If you plan on buying a house and need a mortgage, a lender is going to perform a credit check to help determine whether to give you a loan and the interest rate you’d have to pay. The higher your credit score, the more likely you’ll get approved and the lower your interest rate might be.
Shopping around for the best deal can save you thousands of dollars over the life of a mortgage, but it’s also important to understand how credit checks work and might affect you. According to the Consumer Financial Protection Bureau, here are some main factors to keep in mind:
A credit check is reported to the credit reporting agencies as an “inquiry.” Inquiries tell other creditors that you’re thinking of taking on new debt. An inquiry typically has a small, but negative, impact on your credit score that could affect your chances of getting other types of loans. Inquiries are a necessary part of applying for a mortgage, so you can’t avoid them altogether. But it pays to be smart about them.
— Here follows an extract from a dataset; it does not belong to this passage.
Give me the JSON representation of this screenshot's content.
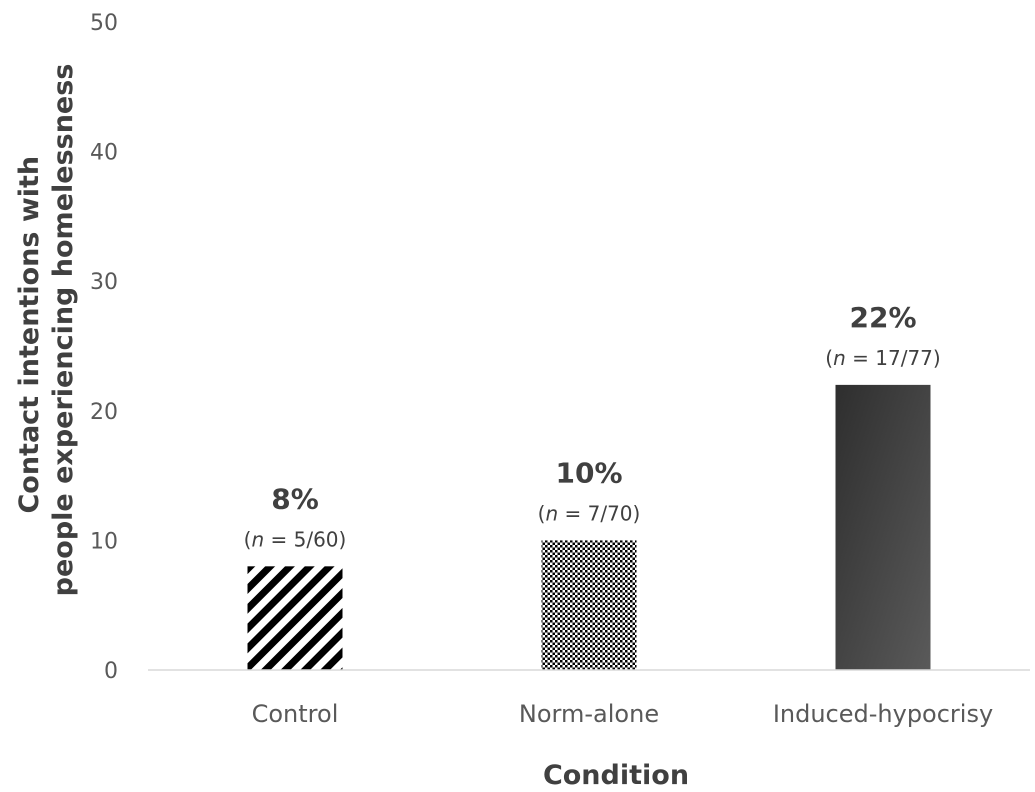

As a general rule, apply for credit only when you need it. Applying for a credit card, car loan or other type of loan also results in an inquiry that can lower your credit score, so try to avoid applying for these other types of credit right before getting a mortgage or during the mortgage process.
Personal Credit Checks
Because your credit plays a major role in mortgage eligibility and rates, you should make sure your credit is in good standing and the information correct before applying for a loan. Fortunately, doing a credit check on your own does not affect your credit score. You can get a free copy of your credit report at www.annualcreditreport.com. If you find any errors, get them corrected immediately to avoid potential impacts.
Within a 45-day window, multiple credit checks from mortgage lenders are recorded on your credit report as a single inquiry. This is because other creditors realize you’re only going to buy one home. You can shop around and get multiple pre-approvals and official loan estimates. The impact on your credit is the same no matter how many lenders you consult, as long as the last credit check is within 45 days of the first credit check. (Note: The 45-day rule applies only to credit checks from mortgage lenders or brokers–credit card and other inquiries are processed separately.)
Even if a lender needs to check your credit after the 45-day window is over, shopping around is usually still worth it. The impact of an additional inquiry is small, while searching for the best deal can save you a lot of money in the long run.